In a big shock to the Indian government, France’s financial crimes branch has decided to reopen the case into one of the most controversial and high-profile cases – the Rafale deal – on alleged corruption charges. According to the French independent online journal Mediapart, a judge was appointed last month on June 14 to look into the matter and examine the sale of 36 Rafale aircrafts to India by Dassault Aviation. The development comes following a series of investigations on the matter conducted by a French publication in April 2021.
On July 2, Mediapart claimed that a judicial investigation for “corruption” and “favouritism” has finally been opened on the sale of the Rafale fighter jets to India. The journal also reveals that Dassault has done a huge financial favour to its local partner, Reliance’s chairman Anil Ambani.
According to reports, the probe will examine irregularities and non-adherence to the procedure on claims that more than one million Euros were given to an Indian middleman by Dassault, the Paris headquartered Rafale manufacturing company.
The report suggested that during the investigation, questions can be asked to former president Francois Hollande, the then finance minister and current president Emmanuel Macron, the then defence minister and current foreign minister of France, Jean-Yves Le Drian.
Mediapart said that the French public prosecution services (PNF) decided to open the probe against allegations soon after Sherpa, an anti-corruption NGO in France, filed a complaint with the tribunal of Paris and claimed that there were many possible irregularities in the contract including corruption, money laundering and favouritism.
Earlier in 2019, PNF had refused to probe the Rafale matter filed by Sherpa.
Meanwhile, Congress on Saturday has demanded to set up a parliamentary committee to probe the issue.
Rafale Deal – Background
In April 2015, Prime Minister Narendra Modi visited Paris and met the then president Francois Hollande.
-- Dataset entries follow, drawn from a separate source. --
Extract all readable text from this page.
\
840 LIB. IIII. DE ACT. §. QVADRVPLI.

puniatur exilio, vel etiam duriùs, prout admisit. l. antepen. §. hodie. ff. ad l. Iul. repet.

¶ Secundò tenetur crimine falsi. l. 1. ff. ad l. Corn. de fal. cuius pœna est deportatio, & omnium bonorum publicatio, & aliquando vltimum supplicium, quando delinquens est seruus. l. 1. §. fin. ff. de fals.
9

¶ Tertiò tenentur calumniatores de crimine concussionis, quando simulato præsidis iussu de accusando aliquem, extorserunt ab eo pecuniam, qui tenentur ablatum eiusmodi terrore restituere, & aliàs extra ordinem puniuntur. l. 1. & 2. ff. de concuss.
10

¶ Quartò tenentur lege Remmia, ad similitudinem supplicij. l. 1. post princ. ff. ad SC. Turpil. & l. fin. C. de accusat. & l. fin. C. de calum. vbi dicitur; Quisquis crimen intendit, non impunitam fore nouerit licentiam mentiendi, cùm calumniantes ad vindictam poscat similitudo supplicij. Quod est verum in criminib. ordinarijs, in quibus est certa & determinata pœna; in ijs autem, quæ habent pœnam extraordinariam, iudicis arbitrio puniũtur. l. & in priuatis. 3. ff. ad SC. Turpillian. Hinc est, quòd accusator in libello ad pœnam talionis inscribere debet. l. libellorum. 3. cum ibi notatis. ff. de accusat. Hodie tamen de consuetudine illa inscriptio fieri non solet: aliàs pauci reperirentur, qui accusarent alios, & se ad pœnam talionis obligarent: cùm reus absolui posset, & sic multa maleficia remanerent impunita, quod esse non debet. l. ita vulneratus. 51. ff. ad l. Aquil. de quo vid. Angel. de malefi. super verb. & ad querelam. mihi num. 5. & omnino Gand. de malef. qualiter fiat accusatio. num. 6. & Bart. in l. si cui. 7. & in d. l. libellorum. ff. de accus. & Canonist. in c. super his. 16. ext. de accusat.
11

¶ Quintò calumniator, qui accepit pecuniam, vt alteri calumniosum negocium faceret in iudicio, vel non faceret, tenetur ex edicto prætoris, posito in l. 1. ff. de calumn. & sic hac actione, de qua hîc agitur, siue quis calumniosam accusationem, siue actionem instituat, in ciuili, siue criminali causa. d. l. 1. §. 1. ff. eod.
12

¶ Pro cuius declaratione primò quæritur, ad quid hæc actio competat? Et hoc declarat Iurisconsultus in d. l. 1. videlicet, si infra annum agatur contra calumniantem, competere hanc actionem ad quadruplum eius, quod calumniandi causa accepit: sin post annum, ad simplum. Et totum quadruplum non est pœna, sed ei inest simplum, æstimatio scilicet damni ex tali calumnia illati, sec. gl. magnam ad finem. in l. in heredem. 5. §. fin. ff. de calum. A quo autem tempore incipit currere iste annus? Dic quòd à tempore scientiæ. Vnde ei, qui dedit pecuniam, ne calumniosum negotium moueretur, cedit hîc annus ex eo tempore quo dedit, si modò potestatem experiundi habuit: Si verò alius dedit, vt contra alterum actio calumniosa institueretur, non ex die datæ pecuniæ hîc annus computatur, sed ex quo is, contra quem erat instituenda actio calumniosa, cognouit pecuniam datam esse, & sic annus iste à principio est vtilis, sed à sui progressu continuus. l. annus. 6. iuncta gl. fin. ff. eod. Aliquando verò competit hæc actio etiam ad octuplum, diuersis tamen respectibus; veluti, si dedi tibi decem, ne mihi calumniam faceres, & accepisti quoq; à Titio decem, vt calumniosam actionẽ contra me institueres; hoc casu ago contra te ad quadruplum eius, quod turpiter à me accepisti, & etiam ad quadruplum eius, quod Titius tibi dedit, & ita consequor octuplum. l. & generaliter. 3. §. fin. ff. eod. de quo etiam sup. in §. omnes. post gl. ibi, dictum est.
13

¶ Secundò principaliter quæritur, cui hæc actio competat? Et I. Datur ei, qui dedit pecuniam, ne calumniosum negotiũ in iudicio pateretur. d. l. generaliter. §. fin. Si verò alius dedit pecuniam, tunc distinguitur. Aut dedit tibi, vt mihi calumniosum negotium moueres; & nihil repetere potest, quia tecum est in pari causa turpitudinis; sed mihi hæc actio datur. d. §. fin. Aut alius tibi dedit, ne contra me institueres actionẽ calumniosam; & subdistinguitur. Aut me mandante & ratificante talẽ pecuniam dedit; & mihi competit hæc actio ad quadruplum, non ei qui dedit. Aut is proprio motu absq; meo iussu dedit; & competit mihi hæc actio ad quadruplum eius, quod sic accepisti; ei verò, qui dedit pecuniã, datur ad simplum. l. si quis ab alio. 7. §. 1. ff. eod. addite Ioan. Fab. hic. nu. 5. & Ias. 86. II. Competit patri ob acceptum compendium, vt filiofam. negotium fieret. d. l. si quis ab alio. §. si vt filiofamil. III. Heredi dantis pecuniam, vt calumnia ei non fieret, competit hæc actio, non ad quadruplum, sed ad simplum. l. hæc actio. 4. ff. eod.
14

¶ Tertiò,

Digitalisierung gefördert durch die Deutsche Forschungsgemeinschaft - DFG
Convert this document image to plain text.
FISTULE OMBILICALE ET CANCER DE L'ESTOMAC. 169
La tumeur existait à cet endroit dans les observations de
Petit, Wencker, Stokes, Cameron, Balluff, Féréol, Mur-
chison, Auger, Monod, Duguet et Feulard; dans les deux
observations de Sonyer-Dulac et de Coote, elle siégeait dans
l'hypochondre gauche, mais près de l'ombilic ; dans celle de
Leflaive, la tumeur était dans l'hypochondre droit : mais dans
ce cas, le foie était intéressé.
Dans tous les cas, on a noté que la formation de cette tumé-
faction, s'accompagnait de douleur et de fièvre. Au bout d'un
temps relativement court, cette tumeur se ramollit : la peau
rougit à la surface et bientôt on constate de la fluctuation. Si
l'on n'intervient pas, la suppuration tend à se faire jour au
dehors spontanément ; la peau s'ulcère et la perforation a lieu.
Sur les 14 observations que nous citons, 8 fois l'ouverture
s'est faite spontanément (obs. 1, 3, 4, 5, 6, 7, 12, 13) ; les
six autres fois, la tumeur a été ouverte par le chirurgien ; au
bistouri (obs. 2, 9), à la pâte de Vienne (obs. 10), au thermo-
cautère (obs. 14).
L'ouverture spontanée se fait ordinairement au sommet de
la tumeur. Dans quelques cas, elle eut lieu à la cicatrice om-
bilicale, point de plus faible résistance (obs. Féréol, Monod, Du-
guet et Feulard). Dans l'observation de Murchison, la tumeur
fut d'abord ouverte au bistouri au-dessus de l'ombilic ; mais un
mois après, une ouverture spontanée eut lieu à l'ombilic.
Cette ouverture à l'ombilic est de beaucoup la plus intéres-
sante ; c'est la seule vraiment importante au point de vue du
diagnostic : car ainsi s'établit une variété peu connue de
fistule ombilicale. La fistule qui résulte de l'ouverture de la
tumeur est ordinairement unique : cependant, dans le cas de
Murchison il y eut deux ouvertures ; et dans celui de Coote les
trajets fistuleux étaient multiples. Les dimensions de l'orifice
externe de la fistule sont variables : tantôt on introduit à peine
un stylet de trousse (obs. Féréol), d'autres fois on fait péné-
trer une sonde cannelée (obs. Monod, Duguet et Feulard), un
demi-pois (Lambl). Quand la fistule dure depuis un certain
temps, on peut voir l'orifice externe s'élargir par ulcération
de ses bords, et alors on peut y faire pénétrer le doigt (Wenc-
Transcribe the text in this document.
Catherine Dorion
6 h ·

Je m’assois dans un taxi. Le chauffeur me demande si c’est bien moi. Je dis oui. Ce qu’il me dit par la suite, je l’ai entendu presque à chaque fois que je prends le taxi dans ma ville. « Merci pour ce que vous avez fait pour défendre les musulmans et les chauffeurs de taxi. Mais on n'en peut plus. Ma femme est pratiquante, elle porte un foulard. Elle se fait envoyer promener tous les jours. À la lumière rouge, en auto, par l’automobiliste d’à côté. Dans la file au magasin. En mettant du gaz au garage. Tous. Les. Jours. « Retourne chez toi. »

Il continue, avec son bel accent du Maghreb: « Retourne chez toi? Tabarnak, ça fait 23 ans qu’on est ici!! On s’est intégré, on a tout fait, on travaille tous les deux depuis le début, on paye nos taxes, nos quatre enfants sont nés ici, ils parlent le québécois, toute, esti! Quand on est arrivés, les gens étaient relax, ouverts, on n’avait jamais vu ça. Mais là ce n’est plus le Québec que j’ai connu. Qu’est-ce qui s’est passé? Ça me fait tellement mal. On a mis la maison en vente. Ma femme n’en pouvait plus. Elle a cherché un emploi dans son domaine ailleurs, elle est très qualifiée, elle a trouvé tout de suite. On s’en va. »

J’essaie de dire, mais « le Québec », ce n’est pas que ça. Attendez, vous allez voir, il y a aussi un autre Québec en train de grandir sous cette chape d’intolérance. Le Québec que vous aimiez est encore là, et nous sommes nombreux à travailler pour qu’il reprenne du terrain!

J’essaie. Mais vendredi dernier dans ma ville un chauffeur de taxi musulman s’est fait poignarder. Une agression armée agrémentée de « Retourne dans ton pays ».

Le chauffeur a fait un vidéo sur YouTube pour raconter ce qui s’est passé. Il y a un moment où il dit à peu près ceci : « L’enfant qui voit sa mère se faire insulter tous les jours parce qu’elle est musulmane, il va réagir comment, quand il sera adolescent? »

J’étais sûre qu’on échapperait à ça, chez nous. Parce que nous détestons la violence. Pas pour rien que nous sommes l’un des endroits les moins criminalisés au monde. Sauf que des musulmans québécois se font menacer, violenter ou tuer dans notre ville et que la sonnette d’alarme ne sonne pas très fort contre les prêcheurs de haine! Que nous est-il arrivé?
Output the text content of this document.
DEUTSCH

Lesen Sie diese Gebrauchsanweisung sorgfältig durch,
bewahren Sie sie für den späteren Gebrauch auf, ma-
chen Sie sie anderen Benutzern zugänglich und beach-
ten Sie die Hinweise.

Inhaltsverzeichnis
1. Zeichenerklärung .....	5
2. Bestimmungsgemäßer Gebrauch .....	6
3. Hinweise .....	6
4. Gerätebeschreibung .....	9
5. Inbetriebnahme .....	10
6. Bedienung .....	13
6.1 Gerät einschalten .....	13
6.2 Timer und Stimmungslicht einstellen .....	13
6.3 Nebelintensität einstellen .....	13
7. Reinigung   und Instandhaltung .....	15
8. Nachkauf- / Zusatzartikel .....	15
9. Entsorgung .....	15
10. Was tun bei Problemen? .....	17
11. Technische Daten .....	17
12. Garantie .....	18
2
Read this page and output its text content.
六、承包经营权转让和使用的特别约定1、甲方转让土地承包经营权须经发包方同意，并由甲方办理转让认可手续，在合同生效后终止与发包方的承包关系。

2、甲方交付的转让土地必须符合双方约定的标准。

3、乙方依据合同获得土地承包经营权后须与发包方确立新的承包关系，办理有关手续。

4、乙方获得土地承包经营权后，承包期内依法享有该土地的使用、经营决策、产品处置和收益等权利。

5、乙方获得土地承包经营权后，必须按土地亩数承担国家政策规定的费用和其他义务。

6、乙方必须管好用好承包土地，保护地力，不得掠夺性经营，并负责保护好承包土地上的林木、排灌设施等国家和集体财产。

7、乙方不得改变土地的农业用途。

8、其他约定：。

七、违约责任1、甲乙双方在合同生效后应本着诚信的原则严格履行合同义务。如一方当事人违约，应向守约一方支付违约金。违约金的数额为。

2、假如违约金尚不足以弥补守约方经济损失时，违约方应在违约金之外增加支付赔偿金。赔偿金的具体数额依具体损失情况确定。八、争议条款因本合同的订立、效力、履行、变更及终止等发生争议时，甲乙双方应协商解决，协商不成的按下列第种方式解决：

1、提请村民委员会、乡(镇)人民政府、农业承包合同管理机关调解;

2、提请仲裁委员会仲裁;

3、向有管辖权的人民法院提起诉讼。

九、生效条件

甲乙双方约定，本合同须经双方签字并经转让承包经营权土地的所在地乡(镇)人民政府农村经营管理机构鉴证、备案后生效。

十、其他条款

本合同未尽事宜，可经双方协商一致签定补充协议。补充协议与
During his meeting with Hollande, Modi had discussed the Rafale deal for the first time since he came to power. Reliance’s Anil Ambani and other Indian industrialists were also part of PM Modi’s delegation during the visit.
The Indian Express reported that Ambani had visited Jean-Yves Les Drian’s office in Paris in March 2015, weeks before PM Modi’s official arrival to France.
In July 2015, Manohar Parrikar, the then defence minister of the Modi government, had informed the parliament that the government scrapped the previous deal of 126 Rafale jets that was signed in 2012 during the UPA government, and decided to purchase 36 fighters in fly-away condition from a French company.
In September 2016, India officially signed an intergovernmental agreement with France to buy 36 aircrafts for 7.87 billion Euros (approximately ₹59,000 crores). However, the government did not reveal the price of the deal citing security concerns.
In November 2016, Reliance officially came into the picture when Dassault Aviation signed a deal with the company to complete its offset obligations. A joint venture was established between Reliance Aerostructure and Dassault called Dassault Reliance Aerospace Limited (DRAL).
In September 2018, amid the series of revelations by the French journal Mediapart on the Rafale deal in France, and serious allegations by opposition parties in India against the Modi government, Francois Hollande revealed in an interview that the Modi government had proposed only one company – Reliance – and they had no choice. “The Indian government proposed this service group, and Dassault negotiated with Ambani. We did not have a choice, we took the interlocutor we were given,” said Hollande in his interview.
Supreme Court dismissed all the PILs in December 2018, seeking to launch a CBI probe into the Rafale deal. Giving a clean chit to the Modi government, a bench of the apex court headed by the then CJI Ranjan Gogoi said that they did not find any irregularities in the deal. The court had said that there is no point to interfere in the government deal.
AAP leader Sanjay Singh, former union ministers Yashwant Sinha and Arun Shourie, and advocate Prashant Bhushan had moved the Supreme Court seeking a thorough investigation into the matter.
Yet again, Mediapart came up with a new investigation and termed this deal as a ‘scandal’ in April 2021. The journal claimed in its report that Dassault had transferred a huge amount of money to a middleman in India, Sushen Mohan Gupta, to conclude the deal. The reports said that the French company had paid 50 percent of an order worth 1,017,850 to make 50 dummy models of Rafale to a Bengaluru-based subcontractor company namely Defsys Solutions Pvt. Ltd.
What’s The Problem?
It is believed that the government has favoured Reliance and kicked state-owned Hindustan Aeronautics Limited (HAL) out of the picture. Critics say that government should clarify how Reliance Group, which has no experience in making weapons, got the deal.